Gifhorn (epd). Die Diakonie will ihr professionelles Management ausbauen und die Ausbildung ihrer Mitarbeiter verbessern. Das kündigte der Präsident des Diakonischen Werkes der Evangelischen Kirche in Deutschland (EKD), Klaus-Dieter Kottnik, am Donnerstag in den Diakonischen Heimen Kästorf bei Gifhorn an.

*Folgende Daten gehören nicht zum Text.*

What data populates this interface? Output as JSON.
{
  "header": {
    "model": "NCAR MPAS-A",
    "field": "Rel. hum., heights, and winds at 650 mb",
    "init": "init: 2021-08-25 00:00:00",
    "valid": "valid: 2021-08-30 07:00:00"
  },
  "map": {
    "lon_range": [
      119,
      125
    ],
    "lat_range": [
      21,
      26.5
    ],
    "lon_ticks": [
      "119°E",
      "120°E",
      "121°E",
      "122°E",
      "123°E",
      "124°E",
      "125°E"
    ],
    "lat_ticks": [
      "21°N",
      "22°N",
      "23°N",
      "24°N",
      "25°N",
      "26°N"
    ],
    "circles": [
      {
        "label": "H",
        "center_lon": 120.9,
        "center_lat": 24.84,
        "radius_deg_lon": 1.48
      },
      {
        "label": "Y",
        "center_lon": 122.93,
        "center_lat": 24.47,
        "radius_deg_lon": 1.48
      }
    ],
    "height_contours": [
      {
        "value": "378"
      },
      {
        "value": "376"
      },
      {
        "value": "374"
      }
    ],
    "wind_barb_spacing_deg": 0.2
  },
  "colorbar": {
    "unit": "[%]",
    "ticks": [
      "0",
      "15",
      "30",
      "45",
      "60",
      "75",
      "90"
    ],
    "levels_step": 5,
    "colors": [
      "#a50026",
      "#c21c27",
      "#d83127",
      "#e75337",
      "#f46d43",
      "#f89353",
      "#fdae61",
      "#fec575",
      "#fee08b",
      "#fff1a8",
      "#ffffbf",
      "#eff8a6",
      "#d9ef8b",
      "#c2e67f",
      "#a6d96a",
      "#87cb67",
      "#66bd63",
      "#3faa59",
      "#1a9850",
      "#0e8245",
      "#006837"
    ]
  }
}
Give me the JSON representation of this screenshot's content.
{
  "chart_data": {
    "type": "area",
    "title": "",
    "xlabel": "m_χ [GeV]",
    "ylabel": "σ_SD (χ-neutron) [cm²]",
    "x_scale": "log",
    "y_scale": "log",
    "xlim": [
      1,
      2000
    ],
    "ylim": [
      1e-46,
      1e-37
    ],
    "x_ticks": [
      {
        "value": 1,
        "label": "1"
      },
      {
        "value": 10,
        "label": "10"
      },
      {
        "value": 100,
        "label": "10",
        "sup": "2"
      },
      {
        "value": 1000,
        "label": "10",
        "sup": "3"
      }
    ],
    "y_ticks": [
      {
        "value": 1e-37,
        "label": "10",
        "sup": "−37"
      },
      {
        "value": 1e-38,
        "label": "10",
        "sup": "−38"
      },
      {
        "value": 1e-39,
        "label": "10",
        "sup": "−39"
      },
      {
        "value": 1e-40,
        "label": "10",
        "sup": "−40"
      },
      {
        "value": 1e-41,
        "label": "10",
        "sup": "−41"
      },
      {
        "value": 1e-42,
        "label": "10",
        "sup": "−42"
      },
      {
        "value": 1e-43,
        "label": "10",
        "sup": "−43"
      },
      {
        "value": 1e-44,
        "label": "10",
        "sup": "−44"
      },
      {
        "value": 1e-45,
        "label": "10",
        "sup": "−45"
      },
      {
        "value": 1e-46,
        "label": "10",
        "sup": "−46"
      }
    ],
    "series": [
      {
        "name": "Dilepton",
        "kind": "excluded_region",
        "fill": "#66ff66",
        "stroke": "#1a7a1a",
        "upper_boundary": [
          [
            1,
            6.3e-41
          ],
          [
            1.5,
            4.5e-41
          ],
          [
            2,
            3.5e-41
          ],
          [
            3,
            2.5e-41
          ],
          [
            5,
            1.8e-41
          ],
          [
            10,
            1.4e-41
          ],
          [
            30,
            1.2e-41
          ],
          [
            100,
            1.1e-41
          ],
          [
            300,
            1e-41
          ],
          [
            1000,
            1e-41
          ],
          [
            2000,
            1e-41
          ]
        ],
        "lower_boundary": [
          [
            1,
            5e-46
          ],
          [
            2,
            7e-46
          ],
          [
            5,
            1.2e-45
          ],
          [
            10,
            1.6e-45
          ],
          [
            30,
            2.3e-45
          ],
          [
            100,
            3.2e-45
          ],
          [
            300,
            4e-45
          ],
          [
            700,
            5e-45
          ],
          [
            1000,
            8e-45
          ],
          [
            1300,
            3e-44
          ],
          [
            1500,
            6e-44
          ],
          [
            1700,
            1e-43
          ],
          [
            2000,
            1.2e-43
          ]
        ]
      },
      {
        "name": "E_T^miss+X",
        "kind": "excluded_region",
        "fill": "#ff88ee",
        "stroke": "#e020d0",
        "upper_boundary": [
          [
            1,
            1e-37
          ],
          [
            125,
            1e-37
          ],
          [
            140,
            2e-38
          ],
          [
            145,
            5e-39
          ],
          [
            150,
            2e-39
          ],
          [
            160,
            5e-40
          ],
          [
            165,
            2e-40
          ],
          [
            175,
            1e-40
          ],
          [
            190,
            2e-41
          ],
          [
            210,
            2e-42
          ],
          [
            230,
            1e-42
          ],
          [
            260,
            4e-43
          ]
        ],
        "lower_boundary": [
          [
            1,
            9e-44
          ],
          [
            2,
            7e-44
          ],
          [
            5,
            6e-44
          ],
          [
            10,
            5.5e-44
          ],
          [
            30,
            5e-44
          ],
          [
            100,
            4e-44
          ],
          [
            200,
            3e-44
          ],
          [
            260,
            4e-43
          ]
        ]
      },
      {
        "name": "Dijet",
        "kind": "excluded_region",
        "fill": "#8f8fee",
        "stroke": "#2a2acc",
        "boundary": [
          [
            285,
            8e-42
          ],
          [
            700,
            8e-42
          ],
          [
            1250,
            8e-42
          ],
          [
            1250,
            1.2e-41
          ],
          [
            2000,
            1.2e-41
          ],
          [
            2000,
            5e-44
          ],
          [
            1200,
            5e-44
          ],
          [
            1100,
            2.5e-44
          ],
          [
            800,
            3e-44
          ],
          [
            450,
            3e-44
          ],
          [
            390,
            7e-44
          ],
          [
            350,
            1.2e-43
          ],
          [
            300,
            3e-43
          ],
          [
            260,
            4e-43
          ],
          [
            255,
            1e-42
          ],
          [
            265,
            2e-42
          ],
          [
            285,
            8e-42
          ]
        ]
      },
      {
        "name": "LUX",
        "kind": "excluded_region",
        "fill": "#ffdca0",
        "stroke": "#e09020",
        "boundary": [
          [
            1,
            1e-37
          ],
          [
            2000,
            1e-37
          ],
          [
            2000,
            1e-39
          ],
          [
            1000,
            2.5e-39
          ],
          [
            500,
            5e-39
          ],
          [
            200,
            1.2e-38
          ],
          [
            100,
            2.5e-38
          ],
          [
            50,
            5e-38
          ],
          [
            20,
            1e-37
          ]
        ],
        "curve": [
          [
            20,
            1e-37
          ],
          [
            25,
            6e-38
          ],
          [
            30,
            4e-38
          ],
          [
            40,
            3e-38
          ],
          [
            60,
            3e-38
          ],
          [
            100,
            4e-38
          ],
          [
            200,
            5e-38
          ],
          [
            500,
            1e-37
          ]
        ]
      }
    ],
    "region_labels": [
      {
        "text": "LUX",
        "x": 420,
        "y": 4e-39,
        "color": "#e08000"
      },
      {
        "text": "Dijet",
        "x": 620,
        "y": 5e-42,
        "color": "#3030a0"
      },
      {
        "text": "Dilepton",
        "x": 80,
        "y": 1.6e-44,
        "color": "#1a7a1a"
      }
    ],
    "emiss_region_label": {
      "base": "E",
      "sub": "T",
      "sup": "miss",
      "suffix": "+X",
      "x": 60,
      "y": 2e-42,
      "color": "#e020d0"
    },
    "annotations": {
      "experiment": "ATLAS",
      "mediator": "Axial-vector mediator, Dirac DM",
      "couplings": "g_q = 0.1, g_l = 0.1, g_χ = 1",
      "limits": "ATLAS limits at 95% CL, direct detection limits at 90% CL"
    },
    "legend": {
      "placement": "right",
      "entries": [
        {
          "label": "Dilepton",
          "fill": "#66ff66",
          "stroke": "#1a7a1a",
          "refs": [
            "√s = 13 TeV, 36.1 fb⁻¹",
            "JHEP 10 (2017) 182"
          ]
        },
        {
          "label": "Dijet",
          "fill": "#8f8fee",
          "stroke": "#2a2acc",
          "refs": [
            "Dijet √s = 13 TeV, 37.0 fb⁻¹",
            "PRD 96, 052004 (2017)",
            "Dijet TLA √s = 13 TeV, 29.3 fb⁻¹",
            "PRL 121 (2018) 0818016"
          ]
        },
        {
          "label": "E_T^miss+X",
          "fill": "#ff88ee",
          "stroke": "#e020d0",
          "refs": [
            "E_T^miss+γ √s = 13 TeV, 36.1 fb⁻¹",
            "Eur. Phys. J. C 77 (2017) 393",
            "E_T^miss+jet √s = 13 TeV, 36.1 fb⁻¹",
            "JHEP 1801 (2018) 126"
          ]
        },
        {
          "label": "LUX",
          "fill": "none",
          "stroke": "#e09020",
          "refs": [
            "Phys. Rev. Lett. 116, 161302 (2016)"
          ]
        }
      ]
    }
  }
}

Auf allen Ebenen werde die Diakonie versuchen, gutes Management mit politischer Wirkung zu verbinden.

Es sei die Besonderheit der Freien Wohlfahrtspflege, Fachwissen und Ehrenamt sowie unternehmerisches Handeln und den Einsatz für die Schwachen in der Gesellschaft miteinander zu vereinen, sagte Kottnik. Diakonie und Caritas seien zudem durch ihren kirchlichen Auftrag geprägt.

Die Kirchengemeinden vor Ort sind nach den Worten Kottniks ein "Innovationspotenzial" für die Diakonie. Beim Aufspüren der Not spiele das Ehrenamt eine sehr wichtige Rolle. In immer mehr sozialen Arbeitsfeldern beobachte er bürgerschaftliches Engagement. Ehrenamtliche seien inzwischen unter anderem an der Seite professioneller Schuldnerberater tätig.